A bite of Media: How did emoji change our language?

Recording: A bite of Media: How did emoji change our language?

Studium Generale presents: A bite of…

A series of lectures to quench your thirst for knowledge and your basic need for… well, food. Come and join ‘A bite of… ’ lunch lectures (at the TU Delft Library or Pulse) and enjoy a current, urgent or simply interesting talk to widen your horizon and a free sandwich to still your appetite.

A bite of Media: How did emoji change our language?
We don’t think about it very often, but we hardly ever receive a text message that does not contain one: emoji. They’re more than just funny, angry of sad faces. Emoji have become indispensable around the world. They have changed the way we communicate drastically. How did this imagery grow this fast? What impact do emoji have on our language. And are emoji even inclusive?

Emoji expert Lilian Stolk explains this fast growing language. In this lunch lecture we’ll explore how this originally Japanese invention got common around the world, we’ll take a look at who decides what new emoji are released and discuss why we are focused this much on images nowadays.

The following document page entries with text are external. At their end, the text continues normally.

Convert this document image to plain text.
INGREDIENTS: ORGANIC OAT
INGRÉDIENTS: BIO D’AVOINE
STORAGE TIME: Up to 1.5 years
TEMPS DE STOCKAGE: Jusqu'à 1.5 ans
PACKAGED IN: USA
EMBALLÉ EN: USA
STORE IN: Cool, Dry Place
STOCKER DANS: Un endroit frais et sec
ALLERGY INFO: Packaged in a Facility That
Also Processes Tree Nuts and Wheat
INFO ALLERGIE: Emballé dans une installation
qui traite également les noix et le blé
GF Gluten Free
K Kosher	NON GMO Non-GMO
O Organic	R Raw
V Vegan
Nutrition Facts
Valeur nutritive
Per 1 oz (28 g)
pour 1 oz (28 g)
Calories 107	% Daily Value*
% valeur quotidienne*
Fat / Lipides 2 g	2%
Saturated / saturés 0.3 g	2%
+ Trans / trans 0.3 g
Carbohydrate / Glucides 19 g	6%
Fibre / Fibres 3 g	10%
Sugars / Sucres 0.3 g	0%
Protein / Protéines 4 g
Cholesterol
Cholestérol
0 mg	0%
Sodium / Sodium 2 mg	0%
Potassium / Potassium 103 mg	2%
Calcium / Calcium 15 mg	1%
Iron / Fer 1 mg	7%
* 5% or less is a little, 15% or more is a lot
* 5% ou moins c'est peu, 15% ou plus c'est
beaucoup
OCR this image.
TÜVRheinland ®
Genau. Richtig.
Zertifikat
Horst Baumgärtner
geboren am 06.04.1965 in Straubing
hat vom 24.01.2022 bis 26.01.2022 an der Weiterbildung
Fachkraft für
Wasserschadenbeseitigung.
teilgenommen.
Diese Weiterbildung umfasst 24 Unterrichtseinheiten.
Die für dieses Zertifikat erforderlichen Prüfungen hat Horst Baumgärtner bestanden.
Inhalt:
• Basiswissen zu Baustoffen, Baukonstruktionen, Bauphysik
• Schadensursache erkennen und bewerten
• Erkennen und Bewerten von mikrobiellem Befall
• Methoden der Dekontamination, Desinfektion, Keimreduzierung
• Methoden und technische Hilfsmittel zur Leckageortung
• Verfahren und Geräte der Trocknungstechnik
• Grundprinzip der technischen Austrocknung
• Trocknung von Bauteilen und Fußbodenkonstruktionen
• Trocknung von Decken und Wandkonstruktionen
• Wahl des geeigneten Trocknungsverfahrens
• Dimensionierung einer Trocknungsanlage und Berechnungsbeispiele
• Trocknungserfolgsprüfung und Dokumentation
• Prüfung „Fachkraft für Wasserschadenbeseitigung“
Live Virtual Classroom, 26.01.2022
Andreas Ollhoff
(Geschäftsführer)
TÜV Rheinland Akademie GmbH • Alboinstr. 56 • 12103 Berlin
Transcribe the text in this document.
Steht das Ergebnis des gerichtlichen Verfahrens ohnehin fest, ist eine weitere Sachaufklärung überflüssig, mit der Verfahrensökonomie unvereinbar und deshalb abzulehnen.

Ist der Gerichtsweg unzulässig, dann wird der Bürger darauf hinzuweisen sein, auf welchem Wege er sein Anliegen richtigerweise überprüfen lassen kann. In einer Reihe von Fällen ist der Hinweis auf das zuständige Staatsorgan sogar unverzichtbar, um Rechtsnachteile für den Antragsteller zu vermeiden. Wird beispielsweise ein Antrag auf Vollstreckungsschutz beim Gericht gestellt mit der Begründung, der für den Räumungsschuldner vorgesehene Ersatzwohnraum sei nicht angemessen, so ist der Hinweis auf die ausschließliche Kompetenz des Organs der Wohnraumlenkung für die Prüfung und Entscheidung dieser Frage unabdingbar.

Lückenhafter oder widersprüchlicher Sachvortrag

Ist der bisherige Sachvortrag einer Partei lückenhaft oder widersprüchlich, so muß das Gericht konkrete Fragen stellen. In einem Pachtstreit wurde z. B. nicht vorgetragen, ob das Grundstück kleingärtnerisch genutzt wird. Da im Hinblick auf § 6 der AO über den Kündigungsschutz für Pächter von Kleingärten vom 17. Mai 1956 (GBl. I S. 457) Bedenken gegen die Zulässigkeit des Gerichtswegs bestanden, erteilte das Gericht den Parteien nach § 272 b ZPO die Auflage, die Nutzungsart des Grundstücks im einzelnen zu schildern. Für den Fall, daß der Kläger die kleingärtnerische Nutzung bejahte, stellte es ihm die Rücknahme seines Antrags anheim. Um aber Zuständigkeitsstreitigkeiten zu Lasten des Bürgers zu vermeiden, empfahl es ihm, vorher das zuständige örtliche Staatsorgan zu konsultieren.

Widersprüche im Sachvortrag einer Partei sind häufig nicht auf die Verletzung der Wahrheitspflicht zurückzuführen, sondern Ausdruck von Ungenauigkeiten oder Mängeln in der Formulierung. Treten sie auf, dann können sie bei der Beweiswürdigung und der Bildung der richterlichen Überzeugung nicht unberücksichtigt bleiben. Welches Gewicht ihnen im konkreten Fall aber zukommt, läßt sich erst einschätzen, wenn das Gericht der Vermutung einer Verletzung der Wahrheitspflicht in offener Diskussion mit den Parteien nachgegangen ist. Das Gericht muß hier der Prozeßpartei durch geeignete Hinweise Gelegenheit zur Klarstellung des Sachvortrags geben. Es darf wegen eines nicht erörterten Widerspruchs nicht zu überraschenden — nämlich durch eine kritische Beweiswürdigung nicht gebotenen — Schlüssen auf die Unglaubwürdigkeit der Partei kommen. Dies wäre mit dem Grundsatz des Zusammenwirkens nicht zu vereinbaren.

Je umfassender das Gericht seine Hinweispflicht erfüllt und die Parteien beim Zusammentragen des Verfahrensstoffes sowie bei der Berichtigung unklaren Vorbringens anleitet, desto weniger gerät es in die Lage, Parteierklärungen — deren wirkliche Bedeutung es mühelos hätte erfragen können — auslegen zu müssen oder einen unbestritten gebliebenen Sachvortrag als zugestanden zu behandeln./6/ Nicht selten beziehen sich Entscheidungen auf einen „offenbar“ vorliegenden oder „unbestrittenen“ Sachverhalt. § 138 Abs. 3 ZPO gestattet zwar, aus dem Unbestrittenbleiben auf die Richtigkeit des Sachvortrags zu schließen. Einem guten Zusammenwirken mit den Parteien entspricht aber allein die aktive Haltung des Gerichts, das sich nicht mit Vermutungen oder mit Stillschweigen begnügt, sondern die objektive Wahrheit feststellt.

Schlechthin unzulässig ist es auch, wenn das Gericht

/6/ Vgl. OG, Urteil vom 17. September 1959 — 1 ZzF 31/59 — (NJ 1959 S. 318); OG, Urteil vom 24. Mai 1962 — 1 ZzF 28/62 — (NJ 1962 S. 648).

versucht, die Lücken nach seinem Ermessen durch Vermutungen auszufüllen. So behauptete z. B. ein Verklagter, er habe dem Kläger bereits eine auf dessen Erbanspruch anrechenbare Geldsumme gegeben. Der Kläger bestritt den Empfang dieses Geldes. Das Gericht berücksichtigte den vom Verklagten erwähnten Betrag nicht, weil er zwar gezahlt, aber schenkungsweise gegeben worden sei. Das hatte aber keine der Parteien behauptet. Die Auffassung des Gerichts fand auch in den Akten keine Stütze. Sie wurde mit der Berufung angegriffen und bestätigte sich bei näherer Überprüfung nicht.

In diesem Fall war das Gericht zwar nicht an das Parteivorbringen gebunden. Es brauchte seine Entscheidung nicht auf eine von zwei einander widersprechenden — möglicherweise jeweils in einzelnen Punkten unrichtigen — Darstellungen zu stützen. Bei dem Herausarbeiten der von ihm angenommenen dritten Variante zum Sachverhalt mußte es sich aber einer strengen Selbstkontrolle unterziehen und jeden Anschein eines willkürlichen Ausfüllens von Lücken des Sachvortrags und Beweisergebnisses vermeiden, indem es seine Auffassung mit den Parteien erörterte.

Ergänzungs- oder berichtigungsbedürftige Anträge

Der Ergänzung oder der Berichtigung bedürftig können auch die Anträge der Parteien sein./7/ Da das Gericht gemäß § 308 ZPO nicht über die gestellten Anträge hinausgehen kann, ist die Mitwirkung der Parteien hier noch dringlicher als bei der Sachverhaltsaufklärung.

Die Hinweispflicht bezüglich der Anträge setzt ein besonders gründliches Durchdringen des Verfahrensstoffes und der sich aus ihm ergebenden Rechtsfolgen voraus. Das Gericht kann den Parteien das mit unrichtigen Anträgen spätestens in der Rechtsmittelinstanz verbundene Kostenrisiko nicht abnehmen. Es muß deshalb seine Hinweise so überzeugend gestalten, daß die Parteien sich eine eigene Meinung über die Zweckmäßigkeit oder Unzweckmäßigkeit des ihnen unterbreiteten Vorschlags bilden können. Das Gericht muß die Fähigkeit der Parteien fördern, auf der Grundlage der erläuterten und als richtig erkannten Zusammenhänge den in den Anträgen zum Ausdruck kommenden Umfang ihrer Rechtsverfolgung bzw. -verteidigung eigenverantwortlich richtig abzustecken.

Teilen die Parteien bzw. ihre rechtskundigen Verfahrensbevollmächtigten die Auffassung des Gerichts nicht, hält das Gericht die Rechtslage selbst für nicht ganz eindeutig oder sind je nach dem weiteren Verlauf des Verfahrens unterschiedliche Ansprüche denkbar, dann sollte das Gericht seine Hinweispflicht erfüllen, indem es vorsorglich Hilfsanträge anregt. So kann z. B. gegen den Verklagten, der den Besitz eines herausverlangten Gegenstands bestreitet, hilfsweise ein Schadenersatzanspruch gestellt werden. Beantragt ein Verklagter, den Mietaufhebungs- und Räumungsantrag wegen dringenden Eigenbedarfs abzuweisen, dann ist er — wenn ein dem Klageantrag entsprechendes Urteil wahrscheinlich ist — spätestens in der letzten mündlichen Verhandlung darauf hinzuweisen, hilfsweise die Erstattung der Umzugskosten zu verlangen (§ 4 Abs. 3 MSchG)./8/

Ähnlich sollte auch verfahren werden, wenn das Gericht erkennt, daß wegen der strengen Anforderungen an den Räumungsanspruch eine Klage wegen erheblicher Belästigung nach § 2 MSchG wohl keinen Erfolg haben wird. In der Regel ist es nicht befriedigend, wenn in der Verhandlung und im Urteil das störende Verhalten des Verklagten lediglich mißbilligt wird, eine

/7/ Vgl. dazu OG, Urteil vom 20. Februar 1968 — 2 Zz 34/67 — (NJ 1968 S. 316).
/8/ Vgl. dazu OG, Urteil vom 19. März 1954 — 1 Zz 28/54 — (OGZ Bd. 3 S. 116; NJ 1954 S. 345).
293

Lilian Stolk is the first emoji expert in the Netherlands and investigates why our language becomes more and more visual. With her background as a historian and artist, she views the new visual language from both a theoretical and practical perspective. She published her research on emoji in ‘The no-words’ book. She is also a co-founder of The Hmm (a platform for contemporary visual culture), writes articles, makes animated .gif stickers and illustrations.